Es que lo pesadillesco (sea real o no), lo que inquieta y mucho, lo que da miedo, en El canal del demonio se hace muy palpable, se siente bien cercano y envolvente. Porque la atrapante y sugestiva fotografía de Piers McGrail junto al muy expresivo e impactante diseño de sonido construyen una atmósfera pesada y pregnante, y una poética del horror que tiene imágenes imborrables – un bebé que nace muerto de una mujer muerta, un esposo enfurecido que apuñala incesantemente a su esposa, un baño inmundo con un demonio también inmundo.

 

Por otro lado, también es verdad que el guión inicialmente sugiere una mirada ligeramente diferente sobre un tema ya conocido, se mantiene fiel a esa mirada y hasta la expande un poco. Pero, después de comenzar el segundo acto, inexplicablemente la abandona y pasa a incorporar demasiados recursos del género de un modo un tanto desordenado y bastante arbitrario. Este exceso involuntario le quita peso al drama, como si el realizador hubiera perdido confianza en su relato y entonces, por las dudas, intenta rellenarlo con lo que tiene a mano.

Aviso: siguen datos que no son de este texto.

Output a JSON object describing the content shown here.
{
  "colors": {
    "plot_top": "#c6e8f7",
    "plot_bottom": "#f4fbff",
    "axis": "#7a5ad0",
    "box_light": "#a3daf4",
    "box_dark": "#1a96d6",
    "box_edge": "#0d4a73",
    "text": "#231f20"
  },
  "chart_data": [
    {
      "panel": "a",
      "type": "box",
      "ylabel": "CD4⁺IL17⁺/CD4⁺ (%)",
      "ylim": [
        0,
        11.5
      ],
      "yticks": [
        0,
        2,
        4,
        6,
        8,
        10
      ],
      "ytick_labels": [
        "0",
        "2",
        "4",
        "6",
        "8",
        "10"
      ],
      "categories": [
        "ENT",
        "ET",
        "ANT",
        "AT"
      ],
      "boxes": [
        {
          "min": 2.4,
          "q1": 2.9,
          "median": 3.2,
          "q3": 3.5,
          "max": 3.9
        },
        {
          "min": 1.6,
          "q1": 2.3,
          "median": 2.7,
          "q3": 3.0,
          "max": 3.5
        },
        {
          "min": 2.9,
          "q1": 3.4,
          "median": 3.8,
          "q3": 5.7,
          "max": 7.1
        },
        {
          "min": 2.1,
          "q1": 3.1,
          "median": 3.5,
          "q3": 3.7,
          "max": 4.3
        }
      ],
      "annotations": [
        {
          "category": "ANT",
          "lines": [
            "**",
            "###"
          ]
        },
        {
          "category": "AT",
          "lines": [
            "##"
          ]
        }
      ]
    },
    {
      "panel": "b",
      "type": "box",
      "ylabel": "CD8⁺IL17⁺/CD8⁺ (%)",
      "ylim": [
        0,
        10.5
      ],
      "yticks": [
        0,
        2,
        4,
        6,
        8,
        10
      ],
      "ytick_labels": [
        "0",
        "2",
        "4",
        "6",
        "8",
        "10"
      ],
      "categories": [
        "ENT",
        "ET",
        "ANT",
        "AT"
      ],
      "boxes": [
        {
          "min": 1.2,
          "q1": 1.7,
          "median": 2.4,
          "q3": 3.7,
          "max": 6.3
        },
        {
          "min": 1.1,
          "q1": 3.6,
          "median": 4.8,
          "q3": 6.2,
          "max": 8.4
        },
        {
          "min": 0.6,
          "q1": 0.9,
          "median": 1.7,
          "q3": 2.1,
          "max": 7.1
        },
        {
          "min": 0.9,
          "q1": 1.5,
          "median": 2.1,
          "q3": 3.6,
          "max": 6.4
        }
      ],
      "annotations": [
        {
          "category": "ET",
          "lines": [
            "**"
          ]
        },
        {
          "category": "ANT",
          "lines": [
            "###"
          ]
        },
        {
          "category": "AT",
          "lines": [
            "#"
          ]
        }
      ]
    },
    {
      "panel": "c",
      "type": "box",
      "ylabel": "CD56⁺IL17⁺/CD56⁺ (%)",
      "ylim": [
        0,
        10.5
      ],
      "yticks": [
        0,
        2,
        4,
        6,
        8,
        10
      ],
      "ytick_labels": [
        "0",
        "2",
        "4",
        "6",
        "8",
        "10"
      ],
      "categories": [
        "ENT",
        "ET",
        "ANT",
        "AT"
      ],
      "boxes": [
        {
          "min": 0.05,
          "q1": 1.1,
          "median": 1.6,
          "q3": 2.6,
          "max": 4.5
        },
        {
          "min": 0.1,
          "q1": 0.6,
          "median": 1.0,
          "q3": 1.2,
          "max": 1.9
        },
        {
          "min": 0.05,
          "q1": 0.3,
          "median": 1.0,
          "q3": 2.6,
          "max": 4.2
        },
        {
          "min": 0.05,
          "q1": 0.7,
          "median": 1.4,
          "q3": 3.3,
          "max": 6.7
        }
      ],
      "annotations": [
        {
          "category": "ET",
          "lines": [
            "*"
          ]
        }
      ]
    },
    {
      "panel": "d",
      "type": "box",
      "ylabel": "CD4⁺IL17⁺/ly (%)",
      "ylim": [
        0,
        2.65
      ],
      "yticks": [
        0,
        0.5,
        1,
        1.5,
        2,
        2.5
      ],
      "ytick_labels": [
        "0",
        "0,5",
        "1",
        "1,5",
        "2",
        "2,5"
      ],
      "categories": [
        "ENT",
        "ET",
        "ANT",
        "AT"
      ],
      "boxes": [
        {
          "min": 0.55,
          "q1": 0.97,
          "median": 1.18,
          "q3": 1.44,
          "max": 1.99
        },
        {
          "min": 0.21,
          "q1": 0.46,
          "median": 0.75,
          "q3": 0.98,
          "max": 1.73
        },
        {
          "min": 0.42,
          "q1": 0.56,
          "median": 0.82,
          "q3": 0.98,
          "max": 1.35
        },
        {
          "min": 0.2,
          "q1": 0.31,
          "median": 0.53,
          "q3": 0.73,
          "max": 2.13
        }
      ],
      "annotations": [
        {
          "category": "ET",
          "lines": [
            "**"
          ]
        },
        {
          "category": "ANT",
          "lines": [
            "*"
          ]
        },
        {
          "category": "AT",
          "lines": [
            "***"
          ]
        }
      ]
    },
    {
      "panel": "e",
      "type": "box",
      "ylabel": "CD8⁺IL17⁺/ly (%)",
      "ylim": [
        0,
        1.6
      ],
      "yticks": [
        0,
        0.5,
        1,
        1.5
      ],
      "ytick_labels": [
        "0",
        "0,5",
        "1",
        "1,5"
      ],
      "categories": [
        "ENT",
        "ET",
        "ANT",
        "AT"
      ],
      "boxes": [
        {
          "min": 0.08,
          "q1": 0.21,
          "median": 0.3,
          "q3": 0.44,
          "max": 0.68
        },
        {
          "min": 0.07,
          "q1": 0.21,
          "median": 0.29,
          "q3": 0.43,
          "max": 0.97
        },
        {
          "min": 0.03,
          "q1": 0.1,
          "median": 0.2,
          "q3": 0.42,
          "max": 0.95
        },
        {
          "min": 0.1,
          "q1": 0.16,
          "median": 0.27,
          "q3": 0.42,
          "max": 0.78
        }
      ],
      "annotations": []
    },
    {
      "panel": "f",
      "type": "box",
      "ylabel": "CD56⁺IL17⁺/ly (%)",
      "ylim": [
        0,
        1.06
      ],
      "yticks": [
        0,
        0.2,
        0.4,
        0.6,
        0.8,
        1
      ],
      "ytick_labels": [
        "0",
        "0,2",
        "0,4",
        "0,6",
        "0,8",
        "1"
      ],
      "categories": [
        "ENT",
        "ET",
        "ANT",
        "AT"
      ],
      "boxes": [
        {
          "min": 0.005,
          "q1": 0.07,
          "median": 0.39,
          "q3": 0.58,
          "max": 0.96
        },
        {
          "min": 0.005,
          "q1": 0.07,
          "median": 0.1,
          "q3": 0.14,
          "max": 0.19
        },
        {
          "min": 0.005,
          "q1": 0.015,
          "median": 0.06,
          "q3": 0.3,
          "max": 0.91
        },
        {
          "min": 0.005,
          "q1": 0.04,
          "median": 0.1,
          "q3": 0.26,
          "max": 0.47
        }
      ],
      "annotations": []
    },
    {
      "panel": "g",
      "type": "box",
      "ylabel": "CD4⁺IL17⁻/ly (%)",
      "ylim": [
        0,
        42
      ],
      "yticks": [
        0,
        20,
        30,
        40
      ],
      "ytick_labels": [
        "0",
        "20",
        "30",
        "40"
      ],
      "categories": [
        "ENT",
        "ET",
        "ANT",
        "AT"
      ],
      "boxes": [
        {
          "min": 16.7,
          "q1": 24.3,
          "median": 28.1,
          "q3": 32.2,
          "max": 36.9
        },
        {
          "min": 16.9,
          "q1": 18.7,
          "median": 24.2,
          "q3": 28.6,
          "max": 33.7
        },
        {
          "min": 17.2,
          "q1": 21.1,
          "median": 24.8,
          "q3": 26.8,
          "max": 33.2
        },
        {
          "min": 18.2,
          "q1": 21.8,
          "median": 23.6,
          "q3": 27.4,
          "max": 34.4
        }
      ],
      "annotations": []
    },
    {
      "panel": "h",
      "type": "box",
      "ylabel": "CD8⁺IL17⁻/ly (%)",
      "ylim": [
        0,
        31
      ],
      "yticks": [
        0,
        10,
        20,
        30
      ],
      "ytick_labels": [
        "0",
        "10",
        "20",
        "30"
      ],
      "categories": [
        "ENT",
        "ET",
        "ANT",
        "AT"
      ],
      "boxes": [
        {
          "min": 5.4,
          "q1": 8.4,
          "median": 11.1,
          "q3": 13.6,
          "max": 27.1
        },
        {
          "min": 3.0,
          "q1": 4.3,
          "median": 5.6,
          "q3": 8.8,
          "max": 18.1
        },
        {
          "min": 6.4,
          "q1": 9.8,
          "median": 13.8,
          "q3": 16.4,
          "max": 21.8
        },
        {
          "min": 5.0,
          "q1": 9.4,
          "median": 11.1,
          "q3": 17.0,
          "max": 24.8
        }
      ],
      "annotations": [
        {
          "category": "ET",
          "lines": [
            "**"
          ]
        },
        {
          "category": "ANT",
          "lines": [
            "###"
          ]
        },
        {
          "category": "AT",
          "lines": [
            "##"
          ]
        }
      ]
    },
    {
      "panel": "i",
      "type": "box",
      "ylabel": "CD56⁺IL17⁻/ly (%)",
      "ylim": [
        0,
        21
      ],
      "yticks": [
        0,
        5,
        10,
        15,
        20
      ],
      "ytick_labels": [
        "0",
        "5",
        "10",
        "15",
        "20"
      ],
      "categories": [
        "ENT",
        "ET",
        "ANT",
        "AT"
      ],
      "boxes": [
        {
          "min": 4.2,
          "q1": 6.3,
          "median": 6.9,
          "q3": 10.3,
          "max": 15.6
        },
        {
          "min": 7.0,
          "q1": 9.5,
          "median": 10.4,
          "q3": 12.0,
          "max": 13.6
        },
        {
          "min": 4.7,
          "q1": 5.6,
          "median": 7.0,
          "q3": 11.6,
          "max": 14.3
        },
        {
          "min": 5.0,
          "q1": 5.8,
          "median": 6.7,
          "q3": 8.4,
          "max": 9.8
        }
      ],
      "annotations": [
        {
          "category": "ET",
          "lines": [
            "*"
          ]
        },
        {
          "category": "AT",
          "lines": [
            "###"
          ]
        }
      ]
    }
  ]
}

Entonces, el abuso de lugares comunes redunda en que, como ya se sabe, más es menos. 

 

A favor, hay un final oscuro, ominoso, y hasta cierto punto sorpresivo, que gran parte de Hollywood hoy en día muy probablemente no se atrevería a narrar. Por suerte, el cine irlandés de terror sí lo hace y muy bien, sin concesiones.

 

El canal del demonio (The Canal, Irlanda-Reino Unido, 2014) - Puntaje: 7 

Guión y dirección: Ivan Kavanagh. Con Rupert Evans, Antonia Campbell-Hughes, Hannah Hoekstra, Kelly Byrne, Steve Oram. Fotografía: Piers McGrail. Duración: 92 minutos.